Bu aksam orada benimle beraber baska bir exchange kiz daha bulundugu icin bazi konularda tek basima olmadigimi anladim, icim rahatladi. Bazen Amerikanlar konusmaya dalip gidiyordu, ben de aval aval bakarken bir baktim Malena'da avallamis, "sen de anlamadin degil mi?" deyince ayni durumda oldugumuzu gorduk. Bu olay bilmem kac kere de tekerrur etti..

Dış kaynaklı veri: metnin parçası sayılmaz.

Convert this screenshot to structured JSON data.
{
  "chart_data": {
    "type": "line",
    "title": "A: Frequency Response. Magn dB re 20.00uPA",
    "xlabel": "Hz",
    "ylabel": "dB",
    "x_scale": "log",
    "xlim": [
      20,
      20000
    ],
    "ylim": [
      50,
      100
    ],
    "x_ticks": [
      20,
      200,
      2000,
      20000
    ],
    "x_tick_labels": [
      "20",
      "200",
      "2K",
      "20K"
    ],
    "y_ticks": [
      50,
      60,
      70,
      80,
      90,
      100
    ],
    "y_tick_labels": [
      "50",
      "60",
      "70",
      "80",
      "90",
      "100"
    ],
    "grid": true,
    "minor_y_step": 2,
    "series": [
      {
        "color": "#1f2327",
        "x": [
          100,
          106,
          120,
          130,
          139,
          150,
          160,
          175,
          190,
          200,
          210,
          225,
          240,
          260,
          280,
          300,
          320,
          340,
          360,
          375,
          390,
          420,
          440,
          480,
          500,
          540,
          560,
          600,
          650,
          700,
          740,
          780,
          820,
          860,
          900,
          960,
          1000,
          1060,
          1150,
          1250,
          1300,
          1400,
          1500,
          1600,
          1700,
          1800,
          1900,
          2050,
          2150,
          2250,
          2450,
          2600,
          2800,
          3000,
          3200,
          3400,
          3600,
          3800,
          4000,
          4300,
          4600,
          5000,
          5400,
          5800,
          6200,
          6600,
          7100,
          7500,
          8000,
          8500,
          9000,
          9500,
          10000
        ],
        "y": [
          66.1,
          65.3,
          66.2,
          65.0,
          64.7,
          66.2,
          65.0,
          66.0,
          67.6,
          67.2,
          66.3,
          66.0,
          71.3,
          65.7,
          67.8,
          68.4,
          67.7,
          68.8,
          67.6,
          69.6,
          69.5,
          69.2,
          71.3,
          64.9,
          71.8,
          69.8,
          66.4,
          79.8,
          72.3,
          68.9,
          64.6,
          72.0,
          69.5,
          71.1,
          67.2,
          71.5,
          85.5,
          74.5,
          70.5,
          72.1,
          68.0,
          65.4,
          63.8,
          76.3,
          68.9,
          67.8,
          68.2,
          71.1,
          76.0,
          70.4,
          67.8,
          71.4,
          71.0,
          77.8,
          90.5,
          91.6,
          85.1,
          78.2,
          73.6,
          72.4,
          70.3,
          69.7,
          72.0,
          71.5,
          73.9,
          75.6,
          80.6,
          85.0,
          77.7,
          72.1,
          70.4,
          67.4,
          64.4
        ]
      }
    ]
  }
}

Iste boyle, simdi ders calisacagim(yuh dana bu saatte mi diye sordum kendime).. Yapmam gereken odevler rapor ve iki tane sinavim ayrica alisverisim ve cekmem gerekn 1 rulo filmim var. Dolu bir hafta olacak, size de guzel bir pazartesi diliyorum..

12 Ekim 2008 Pazar

Yemek Tarifleri 4: Anqi'den spontane yemekler

Bunlari unutmadan yazmam lazim. Az once buz almaya mutfaga gittigimde Cinli ev arkadasim Anqi de yemek pisirmeye hazirlaniyordu ben de hemen yaziyorum. Tadi fena degil yemeklerin ama kendim pisirip denemem lazim..


Salatalikli Soya Soslu Yumurta
  1. Once salataliklar Turk usulu olmaycak sekilde incecik kesilir. Heralde yaklasik bir salatalik kullandi kendisi, tam miktari bilmiyorum. 
  2. Tavaya azicik yag konur ve bir adet cirpilmis yumurta normal bir bicimde orta karar pisirilir. Yumurta pistikten sonra baska bir kaba alinir.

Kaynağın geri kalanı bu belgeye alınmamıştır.